With falling sheep numbers, and reduced clip weights due to the drought, Gordon Litchfield, director Gordon Litchfield Wool, Cooma said it was imperative the two percent wool levy be maintained.
“The simple maths of going forward with the contribution we will run out of money for promotion very shortly if we reduce the levy,” he said.
“The two percent has never been more crucial… there is no doubt we have made inroads into markets and the movements we have made with wool and where it has gone is good but we can’t afford to drop the focus.”
Mr Litchfield recalls the time many years ago when the sale of men’s pants in the US disappeared almost overnight.
“We lost a whole market so we need to continue promoting our product and we will run out of money if the two percent levy is reduced,” he said.

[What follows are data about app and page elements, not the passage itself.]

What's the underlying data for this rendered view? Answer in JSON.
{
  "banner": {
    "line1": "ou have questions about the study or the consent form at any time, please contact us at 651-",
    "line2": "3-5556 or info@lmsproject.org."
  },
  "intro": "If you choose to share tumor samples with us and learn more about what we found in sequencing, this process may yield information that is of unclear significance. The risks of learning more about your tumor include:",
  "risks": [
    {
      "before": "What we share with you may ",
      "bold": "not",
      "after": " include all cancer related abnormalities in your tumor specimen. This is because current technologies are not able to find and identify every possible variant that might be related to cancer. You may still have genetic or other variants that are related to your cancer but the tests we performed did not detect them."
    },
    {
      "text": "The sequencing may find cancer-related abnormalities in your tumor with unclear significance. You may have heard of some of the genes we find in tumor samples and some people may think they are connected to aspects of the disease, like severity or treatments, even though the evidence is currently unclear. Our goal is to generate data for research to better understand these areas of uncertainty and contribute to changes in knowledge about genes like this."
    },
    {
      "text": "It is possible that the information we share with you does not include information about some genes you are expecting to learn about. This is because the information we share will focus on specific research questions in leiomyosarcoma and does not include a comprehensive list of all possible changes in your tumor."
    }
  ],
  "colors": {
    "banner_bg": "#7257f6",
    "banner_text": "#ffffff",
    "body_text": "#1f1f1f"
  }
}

Woolgrowers have enjoyed a good market for two years, and the returns are fantastic despite the recent market correction and that is being reflected in prices and clearances at recent Merino ram sales.

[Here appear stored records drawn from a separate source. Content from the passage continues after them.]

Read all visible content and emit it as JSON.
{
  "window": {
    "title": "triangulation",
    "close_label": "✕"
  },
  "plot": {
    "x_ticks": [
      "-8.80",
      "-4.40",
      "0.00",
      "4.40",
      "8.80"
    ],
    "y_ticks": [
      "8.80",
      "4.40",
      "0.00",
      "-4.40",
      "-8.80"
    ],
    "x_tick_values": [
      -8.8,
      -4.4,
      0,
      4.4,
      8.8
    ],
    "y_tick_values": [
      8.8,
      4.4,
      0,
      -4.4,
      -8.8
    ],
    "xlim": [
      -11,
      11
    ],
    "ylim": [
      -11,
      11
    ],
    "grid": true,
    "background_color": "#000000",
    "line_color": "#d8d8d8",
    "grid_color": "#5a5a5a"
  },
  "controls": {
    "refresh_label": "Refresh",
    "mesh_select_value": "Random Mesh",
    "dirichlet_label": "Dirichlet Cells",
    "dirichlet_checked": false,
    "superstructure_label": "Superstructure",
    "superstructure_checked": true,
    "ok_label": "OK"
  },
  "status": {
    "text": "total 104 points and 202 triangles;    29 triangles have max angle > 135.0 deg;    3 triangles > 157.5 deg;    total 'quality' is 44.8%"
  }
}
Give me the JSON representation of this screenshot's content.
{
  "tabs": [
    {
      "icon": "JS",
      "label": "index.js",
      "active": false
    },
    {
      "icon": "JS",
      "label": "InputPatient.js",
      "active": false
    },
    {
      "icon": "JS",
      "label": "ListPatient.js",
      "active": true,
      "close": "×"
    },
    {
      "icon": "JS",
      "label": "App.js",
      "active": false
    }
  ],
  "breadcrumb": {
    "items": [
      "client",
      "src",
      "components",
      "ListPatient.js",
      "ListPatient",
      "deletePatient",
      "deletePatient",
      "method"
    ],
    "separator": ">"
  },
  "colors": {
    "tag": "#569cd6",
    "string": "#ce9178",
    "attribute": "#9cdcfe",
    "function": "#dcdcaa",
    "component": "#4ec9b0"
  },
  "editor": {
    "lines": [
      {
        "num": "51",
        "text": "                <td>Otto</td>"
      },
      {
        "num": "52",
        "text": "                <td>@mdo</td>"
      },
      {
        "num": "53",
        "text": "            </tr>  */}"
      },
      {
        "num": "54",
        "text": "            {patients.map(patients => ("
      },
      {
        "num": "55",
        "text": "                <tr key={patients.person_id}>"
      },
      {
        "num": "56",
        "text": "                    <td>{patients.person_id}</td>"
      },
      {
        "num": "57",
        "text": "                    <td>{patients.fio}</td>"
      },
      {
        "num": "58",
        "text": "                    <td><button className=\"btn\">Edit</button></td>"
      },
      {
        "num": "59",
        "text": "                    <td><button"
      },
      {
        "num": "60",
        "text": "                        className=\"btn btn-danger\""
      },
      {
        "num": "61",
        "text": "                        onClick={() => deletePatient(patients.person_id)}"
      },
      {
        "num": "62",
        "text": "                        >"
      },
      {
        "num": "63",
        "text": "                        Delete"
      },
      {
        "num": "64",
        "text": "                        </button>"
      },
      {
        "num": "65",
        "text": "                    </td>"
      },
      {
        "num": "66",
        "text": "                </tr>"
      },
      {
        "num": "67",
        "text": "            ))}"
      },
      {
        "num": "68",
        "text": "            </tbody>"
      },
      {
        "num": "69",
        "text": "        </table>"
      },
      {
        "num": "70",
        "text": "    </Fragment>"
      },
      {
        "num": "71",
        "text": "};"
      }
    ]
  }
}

Coming on the back of those returns from sheep and wool, the re-investment in agriculture, whether it is infrastructure, genetics, or fencing for simple and efficient management has been enormous.

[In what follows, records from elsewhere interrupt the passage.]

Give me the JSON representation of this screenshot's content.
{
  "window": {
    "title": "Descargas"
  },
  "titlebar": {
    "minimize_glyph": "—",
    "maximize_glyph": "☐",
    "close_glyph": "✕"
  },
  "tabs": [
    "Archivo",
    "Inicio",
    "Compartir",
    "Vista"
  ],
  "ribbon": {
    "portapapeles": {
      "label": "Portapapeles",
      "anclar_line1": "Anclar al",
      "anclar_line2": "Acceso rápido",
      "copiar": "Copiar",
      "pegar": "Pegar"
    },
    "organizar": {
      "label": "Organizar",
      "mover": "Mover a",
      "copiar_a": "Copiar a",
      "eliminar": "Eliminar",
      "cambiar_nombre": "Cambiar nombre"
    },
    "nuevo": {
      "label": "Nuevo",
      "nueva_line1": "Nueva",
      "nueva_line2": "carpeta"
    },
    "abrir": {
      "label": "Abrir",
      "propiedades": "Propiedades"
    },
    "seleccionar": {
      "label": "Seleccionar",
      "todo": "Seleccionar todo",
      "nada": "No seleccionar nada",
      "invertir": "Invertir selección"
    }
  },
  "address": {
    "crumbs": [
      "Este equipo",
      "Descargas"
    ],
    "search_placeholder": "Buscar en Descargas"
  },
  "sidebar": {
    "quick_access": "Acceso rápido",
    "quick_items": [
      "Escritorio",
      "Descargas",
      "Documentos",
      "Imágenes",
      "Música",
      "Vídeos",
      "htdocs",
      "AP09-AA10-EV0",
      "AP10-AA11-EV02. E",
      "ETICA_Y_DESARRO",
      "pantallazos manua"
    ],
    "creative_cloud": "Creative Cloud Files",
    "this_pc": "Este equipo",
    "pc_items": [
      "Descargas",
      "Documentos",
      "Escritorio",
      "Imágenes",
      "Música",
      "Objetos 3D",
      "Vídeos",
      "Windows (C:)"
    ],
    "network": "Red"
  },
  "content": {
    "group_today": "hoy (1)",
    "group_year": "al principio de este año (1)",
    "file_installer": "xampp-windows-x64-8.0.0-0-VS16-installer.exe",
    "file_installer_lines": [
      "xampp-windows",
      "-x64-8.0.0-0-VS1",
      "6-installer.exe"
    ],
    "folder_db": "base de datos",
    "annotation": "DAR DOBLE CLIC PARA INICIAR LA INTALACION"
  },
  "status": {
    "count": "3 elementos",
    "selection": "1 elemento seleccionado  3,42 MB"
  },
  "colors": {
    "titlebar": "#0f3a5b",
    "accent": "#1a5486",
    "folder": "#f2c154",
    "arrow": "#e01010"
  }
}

“Woolgrowers are looking for performance from their genetics and have been prepared to pay for it,” he said.
“The other thing… and I think an area where the media in general have really missed the story.”
“There hasn’t been anything about the investment people have put in to maintain these magnificent flocks.
Mr Litchfield pointed out there are some seriously good drought stories with great management but we don’t see any mention of them.
“We have had some disastrous situations but where are the stories about how well it is being managed by such a large number of wool growers,” he said.
“It hasn’t happened… there is some very clever management through this drought but no one hears about it.”